It was apparent enough that Friday's (April 8th) dose of world class jazz music was not enough for Delhi's music lovers. They turned up once again for the Day 2 of the Delhi Jazz festival at New Delhi's Nehru Park, this time double the first day's number.
The first jazz act of Day 2 was performed by Christine Jensen Quintet from Canada. The band led by Montreal-based saxophonist and composer Christine Jensen, who has been described as, "an original voice on the international jazz scene... (and) one of Canada's most compelling composers," by Mark Miller of the Globe and Mail, played their compositions through intricate but well-rehearsed Saxophone duets, backed by rock solid bass, keys, and drums accompaniment of which I am certain struck a cord with the aspiring young jazz musicians. Video: Jazz not enough
The second band to perform was Fractal from India. Led by India's pre-eminent guitarist Amyt Datta of the PINKNOISE, Skinny Alley, and D-For-Brother fame along with drummer and turntable artist Jivraj Singh, the band played Electronica (music produced in a non-acoustic manner). Although, their music was a one-of-a-kind, with a lot of experimental guitar work combined with electronica overtones, it certainly must have left the audiences' mind with a lot of spaces to be filled, at least musically.
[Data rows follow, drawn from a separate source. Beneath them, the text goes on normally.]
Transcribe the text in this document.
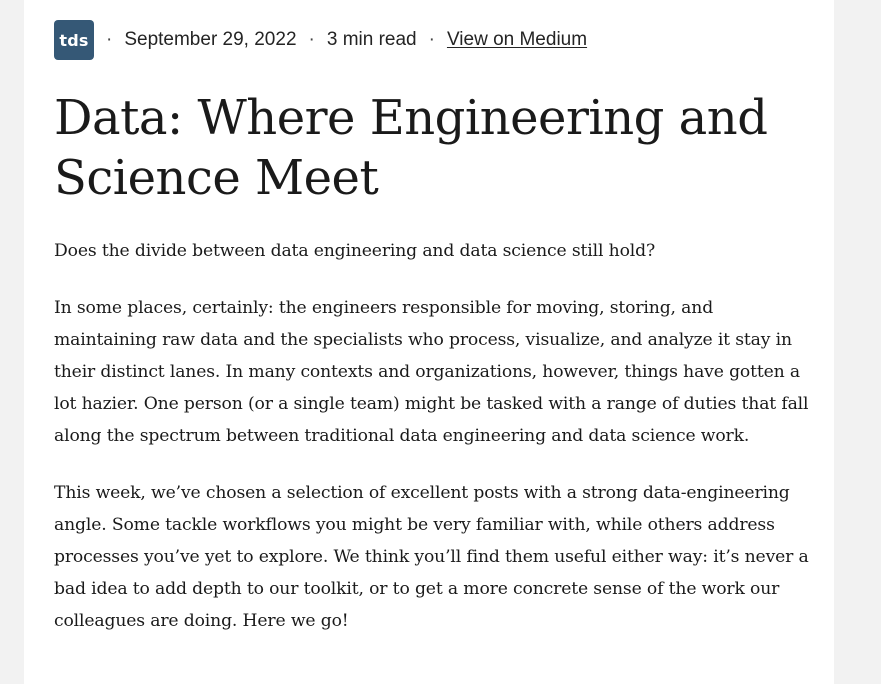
tds · September 29, 2022 · 3 min read · View on Medium
Data: Where Engineering and Science Meet

Does the divide between data engineering and data science still hold?

In some places, certainly: the engineers responsible for moving, storing, and maintaining raw data and the specialists who process, visualize, and analyze it stay in their distinct lanes. In many contexts and organizations, however, things have gotten a lot hazier. One person (or a single team) might be tasked with a range of duties that fall along the spectrum between traditional data engineering and data science work.

This week, we’ve chosen a selection of excellent posts with a strong data-engineering angle. Some tackle workflows you might be very familiar with, while others address processes you’ve yet to explore. We think you’ll find them useful either way: it’s never a bad idea to add depth to our toolkit, or to get a more concrete sense of the work our colleagues are doing. Here we go!
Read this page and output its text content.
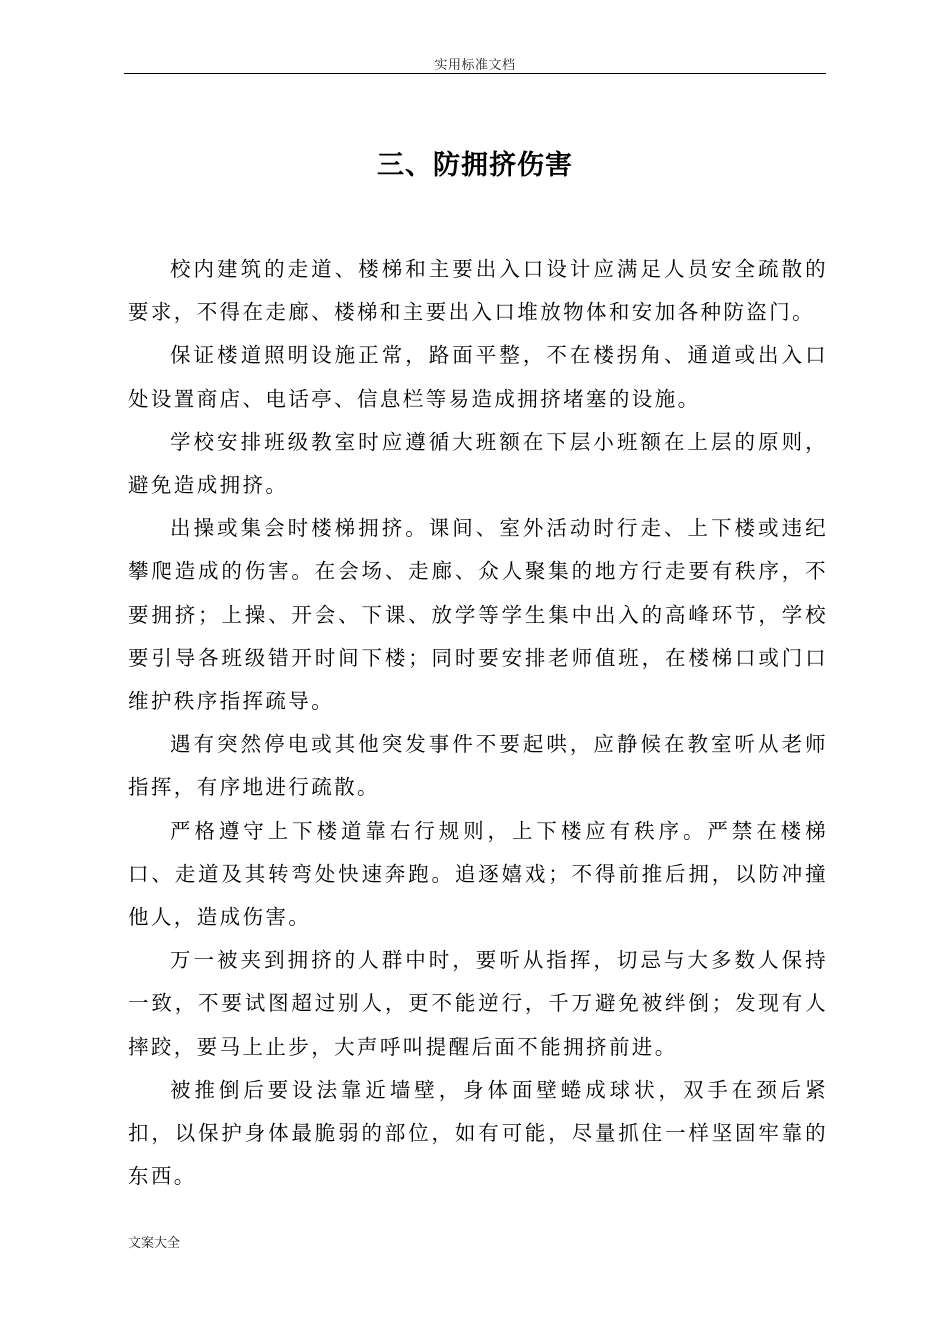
实用标准文档
三、防拥挤伤害

校内建筑的走道、楼梯和主要出入口设计应满足人员安全疏散的要求，不得在走廊、楼梯和主要出入口堆放物体和安加各种防盗门。

保证楼道照明设施正常，路面平整，不在楼拐角、通道或出入口处设置商店、电话亭、信息栏等易造成拥挤堵塞的设施。

学校安排班级教室时应遵循大班额在下层小班额在上层的原则，避免造成拥挤。

出操或集会时楼梯拥挤。课间、室外活动时行走、上下楼或违纪攀爬造成的伤害。在会场、走廊、众人聚集的地方行走要有秩序，不要拥挤；上操、开会、下课、放学等学生集中出入的高峰环节，学校要引导各班级错开时间下楼；同时要安排老师值班，在楼梯口或门口维护秩序指挥疏导。

遇有突然停电或其他突发事件不要起哄，应静候在教室听从老师指挥，有序地进行疏散。

严格遵守上下楼道靠右行规则，上下楼应有秩序。严禁在楼梯口、走道及其转弯处快速奔跑。追逐嬉戏；不得前推后拥，以防冲撞他人，造成伤害。

万一被夹到拥挤的人群中时，要听从指挥，切忌与大多数人保持一致，不要试图超过别人，更不能逆行，千万避免被绊倒；发现有人摔跤，要马上止步，大声呼叫提醒后面不能拥挤前进。

被推倒后要设法靠近墙壁，身体面壁蜷成球状，双手在颈后紧扣，以保护身体最脆弱的部位，如有可能，尽量抓住一样坚固牢靠的东西。

文案大全
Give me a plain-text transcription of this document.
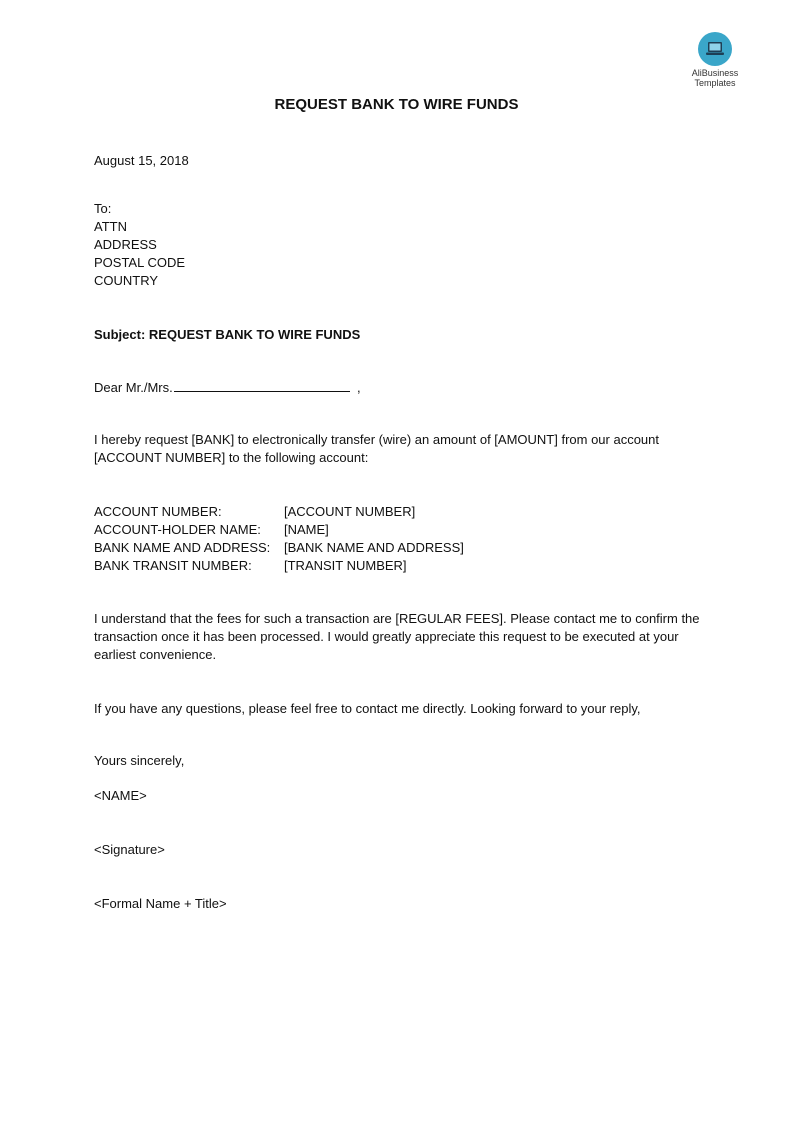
AliBusiness
Templates
REQUEST BANK TO WIRE FUNDS
August 15, 2018
To:
ATTN
ADDRESS
POSTAL CODE
COUNTRY
Subject: REQUEST BANK TO WIRE FUNDS
Dear Mr./Mrs.	,
I hereby request [BANK] to electronically transfer (wire) an amount of [AMOUNT] from our account [ACCOUNT NUMBER] to the following account:
ACCOUNT NUMBER:	[ACCOUNT NUMBER]
ACCOUNT-HOLDER NAME: [NAME]
BANK NAME AND ADDRESS: [BANK NAME AND ADDRESS]
BANK TRANSIT NUMBER: [TRANSIT NUMBER]
I understand that the fees for such a transaction are [REGULAR FEES]. Please contact me to confirm the transaction once it has been processed. I would greatly appreciate this request to be executed at your earliest convenience.
If you have any questions, please feel free to contact me directly. Looking forward to your reply,
Yours sincerely,
<NAME>
<Signature>
<Formal Name + Title>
The final act for the day was performed by Jump 4 Joy from Sweden. The band is an unconventional jazz band in that they take their inspiration from a piano tradition rather than the standard guitar-based melodies. They are minus guitar. The band is heavily influenced by the New Orleans Jazz music. The band's front man Ulf Sandstrom, vocals and piano, is an award winning-artist, who was raised in the Soviet Union, US, and Hungary and started playing the piano at the age of 4.
Along with the other members -- Ingalill Hogman on Saxophone, Martin Tronsson on Bass, and Kennet Bjornlund on drums, Jump 4 Joy was the biggest act of Day 2.
Coupled with powerful vocals and immaculate piano playing, Ulf belted out songs like, Walk With Me and Louis Jordan's Somebody Done Changed The Lock On My Door, which threw the audience into ecstatic convulsions. The audience were divided into three patches where three huge screens were put up to make sure that nobody missed the amazing acts. And every time, Ingalill blew on her sax, the crowd went into loud cheers in unison.
They also performed James Brown's I Feel Good, in which the crowd sang and danced along. Small wonder, the band has been playing together since 1992 and I gathered that they almost do 110 concerts the world over in a year.
Ulf Sandstrom on all that Jazz:
What was your reaction to playing in India
Surprised that it took so long.
How did you find India?
What would you be playing?
Compositions and interpretations (Jazz)
How would you explain Jazz
Jazz is like facebook, brings people together.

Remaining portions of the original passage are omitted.